Across the continent, far less than half the populace owns a cellular device. If they happen to be in possession of one, chances are that they have to move long distances in a bid to find a signal. Access to mobile phones is vital to the growth of the economies of several African countries. Every 10 per cent hike in penetration into the countryside pushes forward the GDP growth per person by 0.8 to 1.2 per cent annually. One of the most significant applications of mobile phones the continent is transacting via mobile money, a move that has seen several households cross the threshold that is the poverty line. here is no doubt phones are a great driver of economic development. Add to that broadband internet connection and the wheels of this growth are greased. New start-ups sprouted quicker in countries with fast internet connections and said countries exported more product. Of the small number of African who own mobile phones, only 1 in 4 are connected to the internet through their handheld devices. Fewer still tap into the fast broadband delivered by cable, the overwhelming majority of whom reside in the big cities like Johannesburg, Lagos and Nairobi. The group in the city might count themselves lucky in having access to fast internet, but their wallets are yawning from the expense that is incurred in trying to stay connected. The price for connection in Johannesburg comes in at an average $9 for 1 megabit per second capacity– a figure 20 times what Londoners paid and 10 times that dished out in Los Angeles. Increased reach of both phone and internet connections to the remotest of villages would require a huge increase in the capacity of the Africa bound undersea cables.
The total bandwidth has increased more than twofold since 2015 and is bound increase again as several cables are snaked towards the continent. The competitive atmosphere has already seen the price of connection drop. Though it is now cheaper to connect from the West to Africa, dispersing the connection to individuals is still proving a challenge. This is because this last step relies heavily on mobile phone networks which are crowded, making the connection via radio waves expensive.
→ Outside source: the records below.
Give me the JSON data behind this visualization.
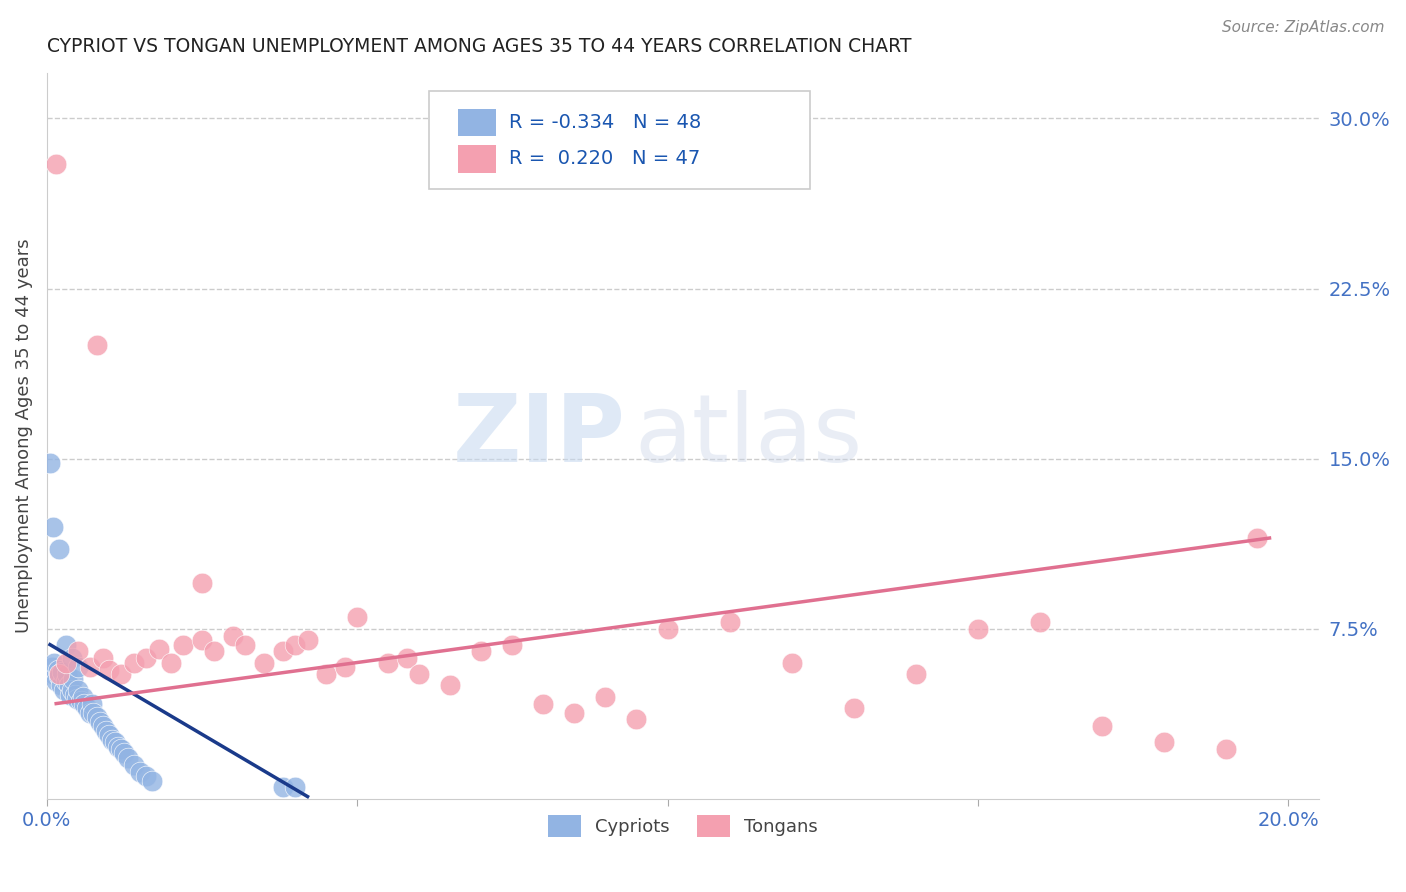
{
  "title": "CYPRIOT VS TONGAN UNEMPLOYMENT AMONG AGES 35 TO 44 YEARS CORRELATION CHART",
  "source": "Source: ZipAtlas.com",
  "ylabel": "Unemployment Among Ages 35 to 44 years",
  "xlim": [
    0.0,
    0.205
  ],
  "ylim": [
    0.0,
    0.32
  ],
  "yticks_right": [
    0.075,
    0.15,
    0.225,
    0.3
  ],
  "yticklabels_right": [
    "7.5%",
    "15.0%",
    "22.5%",
    "30.0%"
  ],
  "cypriot_color": "#92b4e3",
  "tongan_color": "#f4a0b0",
  "cypriot_line_color": "#1a3a8a",
  "tongan_line_color": "#e07090",
  "legend_R_cypriot": "-0.334",
  "legend_N_cypriot": "48",
  "legend_R_tongan": "0.220",
  "legend_N_tongan": "47",
  "background_color": "#ffffff",
  "cypriot_x": [
    0.0008,
    0.001,
    0.0012,
    0.0015,
    0.0018,
    0.002,
    0.0022,
    0.0025,
    0.0028,
    0.003,
    0.0032,
    0.0035,
    0.0038,
    0.004,
    0.0042,
    0.0045,
    0.0048,
    0.005,
    0.0055,
    0.0058,
    0.006,
    0.0065,
    0.007,
    0.0072,
    0.0075,
    0.008,
    0.0085,
    0.009,
    0.0095,
    0.01,
    0.0105,
    0.011,
    0.0115,
    0.012,
    0.0125,
    0.013,
    0.014,
    0.015,
    0.016,
    0.017,
    0.001,
    0.002,
    0.003,
    0.004,
    0.005,
    0.038,
    0.04,
    0.0005
  ],
  "cypriot_y": [
    0.058,
    0.055,
    0.06,
    0.052,
    0.057,
    0.054,
    0.05,
    0.056,
    0.048,
    0.052,
    0.055,
    0.05,
    0.046,
    0.048,
    0.053,
    0.046,
    0.044,
    0.048,
    0.043,
    0.045,
    0.042,
    0.04,
    0.038,
    0.042,
    0.038,
    0.036,
    0.034,
    0.032,
    0.03,
    0.028,
    0.026,
    0.025,
    0.023,
    0.022,
    0.02,
    0.018,
    0.015,
    0.012,
    0.01,
    0.008,
    0.12,
    0.11,
    0.068,
    0.062,
    0.058,
    0.005,
    0.005,
    0.148
  ],
  "tongan_x": [
    0.002,
    0.003,
    0.005,
    0.007,
    0.009,
    0.01,
    0.012,
    0.014,
    0.016,
    0.018,
    0.02,
    0.022,
    0.025,
    0.027,
    0.03,
    0.032,
    0.035,
    0.038,
    0.04,
    0.042,
    0.045,
    0.048,
    0.05,
    0.055,
    0.058,
    0.06,
    0.065,
    0.07,
    0.075,
    0.08,
    0.085,
    0.09,
    0.095,
    0.1,
    0.11,
    0.12,
    0.13,
    0.14,
    0.15,
    0.16,
    0.17,
    0.18,
    0.19,
    0.195,
    0.025,
    0.008,
    0.0015
  ],
  "tongan_y": [
    0.055,
    0.06,
    0.065,
    0.058,
    0.062,
    0.057,
    0.055,
    0.06,
    0.062,
    0.066,
    0.06,
    0.068,
    0.07,
    0.065,
    0.072,
    0.068,
    0.06,
    0.065,
    0.068,
    0.07,
    0.055,
    0.058,
    0.08,
    0.06,
    0.062,
    0.055,
    0.05,
    0.065,
    0.068,
    0.042,
    0.038,
    0.045,
    0.035,
    0.075,
    0.078,
    0.06,
    0.04,
    0.055,
    0.075,
    0.078,
    0.032,
    0.025,
    0.022,
    0.115,
    0.095,
    0.2,
    0.28
  ],
  "cypriot_trend_x": [
    0.0005,
    0.042
  ],
  "cypriot_trend_y": [
    0.068,
    0.001
  ],
  "tongan_trend_x": [
    0.0015,
    0.197
  ],
  "tongan_trend_y": [
    0.042,
    0.115
  ]
}
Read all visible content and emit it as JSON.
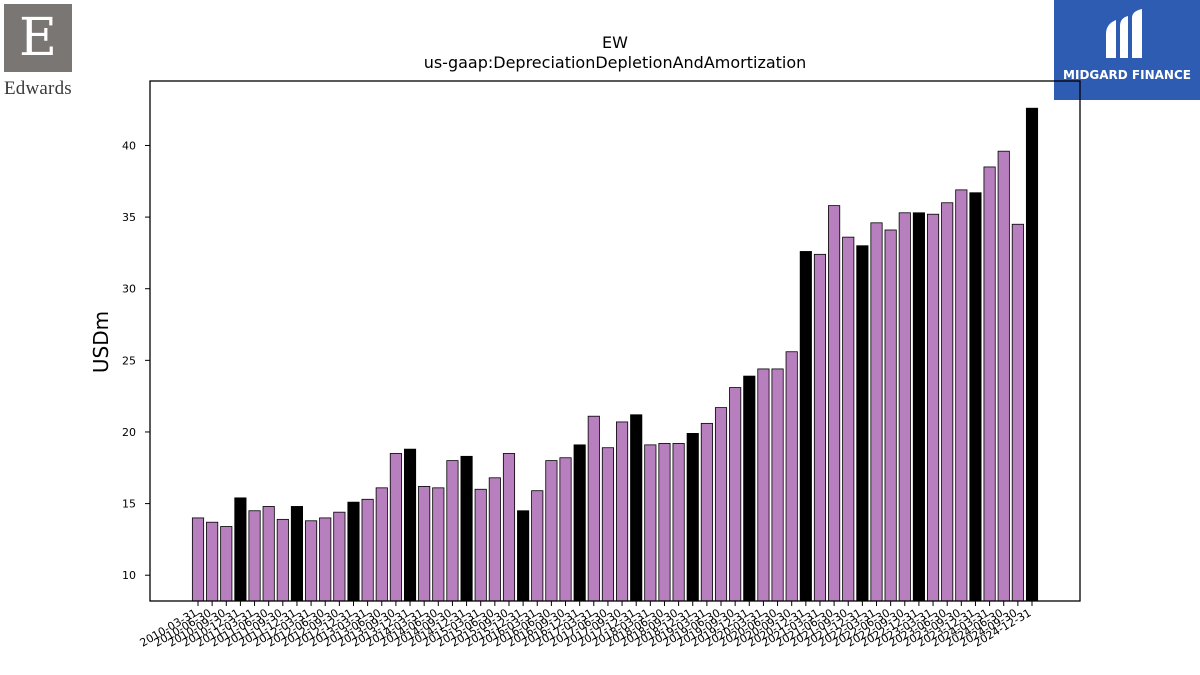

To bypass this bottleneck, a new crop of start-ups is emerging, offering Wi-Fi internet access. Wi-Fi signals outpace their mobile phone counterparts in terms of per second data carried. The Wi-Fi spectrum is tax free unlike the radio waves of the mobile networks. Add to this the fact that the equipment to beam out the signal is cheap and all this comes together to offer cheap mobile phone calls and internet access. This will galvanize the populace into innovation in a myriad of areas that are extremely beneficial to the economy and livelihoods of the citizens.